At the RSAC 2026 Conference in San Francisco, a central question emerged regarding enterprise artificial intelligence deployments: do these systems require a "human in the loop," or does manual oversight limit operational speed and scalability?
During a panel titled "including Threat and Strategy: The CISO's Playbook for the AI Revolution," security executives examined evolving AI use cases and the requirements for safe, protective deployment. Moderated by James Rundle of The Wall Street Journal, the discussion featured Francis deSouza, Google Cloud chief operating officer and president of security products; Emma Smith, Vodafone global CISO; and Shaun Khalfan, PayPal senior VP and CISO.
The integration of LLM-powered security tools has shifted the broader security environment. Securing AI systems requires strict standards to prevent the exposure of sensitive corporate data through vulnerabilities such as prompt injections. The shared data security model between AI vendors and customers remains operationally complex. Additionally, engineering practices like relying heavily on AI-generated code without adequate human review can introduce new structural risks, adding complexity to the CISO's mandate. Industry studies indicate that many organizations are still working to mature their AI security and governance deployments.
The panelists shared their current operational baselines. Google reports that 50% of its code is currently AI-generated with developer assistance. Vodafone security analysts use AI systems to automate workflows and generate executive summaries of technical data. Khalfan noted that PayPal utilizes AI to support fraud detection across its one billion monthly transactions.
Smith detailed Vodafone's realization that adopting AI safely requires a top-down approach from leadership to ensure ethical and responsible integration. Vodafone's architectural solution is AI Booster, a centralized machine learning platform built on Google's Vertex AI. It features a central, reusable codebase that allows the organization to deploy established use cases quickly via pre-trained models and custom tools. This centralization gives Vodafone's privacy engineering team a consistent framework to review each use case, track business value, and verify that proper guardrails are in place.
Evaluating the human operational role
The panel evaluated the "human in the loop" model—the practice of requiring human validation for LLM outputs at specific steps. deSouza noted that manual defense processes are often too slow to mitigate automated, agent-driven security threats. Because of this velocity mismatch, Google is moving toward agent-assisted defense architectures.
Smith agreed that relying strictly on human review is difficult to sustain for scaled operations.
"I totally agree that a human in the loop is not scalable if we think about our traditional security controls," Smith said. "Let's face it, we rely on the ones that are technical and automated and that we can prove over time. A human in the loop is not the solution for the long term, certainly on scaled operations."
Instead, organizations can position personnel "on the loop" to review insights and guide AI systems asynchronously. Smith noted that Vodafone utilizes a heat map to evaluate the confidence and potential risk impact of AI outcomes. For use cases with a high risk impact, the organization strictly enforces a human-in-the-loop requirement unless an overriding business benefit justifies an alternative, highly monitored approach.

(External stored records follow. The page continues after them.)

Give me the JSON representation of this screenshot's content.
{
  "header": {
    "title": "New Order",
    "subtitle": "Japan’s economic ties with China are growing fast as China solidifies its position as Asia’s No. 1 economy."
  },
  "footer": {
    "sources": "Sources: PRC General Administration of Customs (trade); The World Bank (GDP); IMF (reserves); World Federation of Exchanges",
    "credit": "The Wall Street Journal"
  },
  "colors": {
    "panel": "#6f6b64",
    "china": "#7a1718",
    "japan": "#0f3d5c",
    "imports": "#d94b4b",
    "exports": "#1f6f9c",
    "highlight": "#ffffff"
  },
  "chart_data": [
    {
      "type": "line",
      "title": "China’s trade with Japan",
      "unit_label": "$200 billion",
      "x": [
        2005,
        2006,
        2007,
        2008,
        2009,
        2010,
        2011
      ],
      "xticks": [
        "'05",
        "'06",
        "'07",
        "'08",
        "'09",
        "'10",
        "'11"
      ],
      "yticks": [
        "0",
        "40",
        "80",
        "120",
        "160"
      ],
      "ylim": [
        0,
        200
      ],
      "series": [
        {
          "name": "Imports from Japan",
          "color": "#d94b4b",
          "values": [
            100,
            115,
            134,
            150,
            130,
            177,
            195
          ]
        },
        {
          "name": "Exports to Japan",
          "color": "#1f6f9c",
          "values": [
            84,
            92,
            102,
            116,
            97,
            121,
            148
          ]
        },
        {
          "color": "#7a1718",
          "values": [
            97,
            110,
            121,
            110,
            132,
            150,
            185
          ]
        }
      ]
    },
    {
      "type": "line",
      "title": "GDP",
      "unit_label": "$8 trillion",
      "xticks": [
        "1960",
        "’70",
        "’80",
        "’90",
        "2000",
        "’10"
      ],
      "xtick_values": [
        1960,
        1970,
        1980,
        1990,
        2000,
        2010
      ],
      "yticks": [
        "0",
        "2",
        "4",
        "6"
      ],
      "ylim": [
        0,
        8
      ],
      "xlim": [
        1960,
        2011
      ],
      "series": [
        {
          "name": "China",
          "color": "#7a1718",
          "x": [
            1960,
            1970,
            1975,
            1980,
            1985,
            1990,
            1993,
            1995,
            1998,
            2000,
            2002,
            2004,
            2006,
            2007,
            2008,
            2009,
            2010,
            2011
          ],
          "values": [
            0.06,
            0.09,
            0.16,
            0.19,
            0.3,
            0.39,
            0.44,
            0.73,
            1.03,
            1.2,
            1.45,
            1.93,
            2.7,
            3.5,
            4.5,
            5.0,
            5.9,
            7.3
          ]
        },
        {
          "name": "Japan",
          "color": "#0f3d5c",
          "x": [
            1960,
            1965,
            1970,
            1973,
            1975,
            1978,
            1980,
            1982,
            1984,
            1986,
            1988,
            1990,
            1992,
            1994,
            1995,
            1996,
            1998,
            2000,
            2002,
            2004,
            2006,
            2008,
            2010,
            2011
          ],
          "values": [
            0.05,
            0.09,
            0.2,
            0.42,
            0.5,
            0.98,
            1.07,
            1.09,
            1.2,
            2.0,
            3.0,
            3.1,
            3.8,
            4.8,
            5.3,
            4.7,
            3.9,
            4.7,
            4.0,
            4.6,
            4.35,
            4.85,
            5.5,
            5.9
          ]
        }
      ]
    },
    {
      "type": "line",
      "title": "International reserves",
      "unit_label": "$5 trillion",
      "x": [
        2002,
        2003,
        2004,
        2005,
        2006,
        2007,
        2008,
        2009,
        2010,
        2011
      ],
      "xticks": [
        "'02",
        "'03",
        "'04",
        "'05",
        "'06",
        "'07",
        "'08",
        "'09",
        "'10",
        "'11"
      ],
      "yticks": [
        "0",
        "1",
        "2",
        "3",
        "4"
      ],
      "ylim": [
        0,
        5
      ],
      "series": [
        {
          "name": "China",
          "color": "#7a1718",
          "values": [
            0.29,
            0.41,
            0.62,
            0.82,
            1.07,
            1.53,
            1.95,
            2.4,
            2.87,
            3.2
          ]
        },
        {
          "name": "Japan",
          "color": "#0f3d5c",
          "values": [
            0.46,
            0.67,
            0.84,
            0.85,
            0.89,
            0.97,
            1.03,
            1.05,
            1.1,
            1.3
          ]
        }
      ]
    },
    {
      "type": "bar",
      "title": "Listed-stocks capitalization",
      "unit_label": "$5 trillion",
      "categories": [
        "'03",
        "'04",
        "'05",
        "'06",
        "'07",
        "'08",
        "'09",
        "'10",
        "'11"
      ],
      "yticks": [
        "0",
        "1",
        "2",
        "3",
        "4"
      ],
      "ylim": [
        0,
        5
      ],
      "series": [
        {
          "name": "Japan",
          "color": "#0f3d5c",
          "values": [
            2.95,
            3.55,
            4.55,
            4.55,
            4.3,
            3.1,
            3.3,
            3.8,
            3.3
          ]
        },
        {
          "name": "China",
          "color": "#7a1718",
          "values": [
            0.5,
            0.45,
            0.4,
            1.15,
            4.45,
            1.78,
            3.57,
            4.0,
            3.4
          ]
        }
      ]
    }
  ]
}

Structuring data security and industry collaboration
Khalfan emphasized the necessity of encasing AI initiatives within a comprehensive compliance and risk framework. While PayPal utilizes the engineering benefits of AI tooling, he stated that the surrounding data security wrapper is equally critical.
"When we think about our key AI principles, it's data and security. It's privacy, it's transparency, it's explainability," Khalfan said. "As we wrap everything we're doing in these principles, it helps us keep this anchor of all of the efforts that we're making."
To operationalize this, PayPal's AI teams categorize models in tiers based on data sensitivity. This classification determines the specific controls required to protect stored data from tampering and unauthorized inputs, including prompt injections. It also guides how the organization manages the multiple identities required by AI agents.
Khalfan also pointed to the value of broader ecosystem collaboration, specifically referencing the Coalition for Secure AI (CoSAI). This industry-wide initiative provides documentation, white papers, and standardized methodologies to support secure AI development across different workstreams.
Alexandra Rose, director of government partnerships and the Counter Threat Unit at Sophos, summarized the objective of safe AI deployment as a balance of innovation and protection.
"I think it's important that security is not the world of no," she said. "It's how do we get to yes, and how do we get to a yes in a way that we're protected?"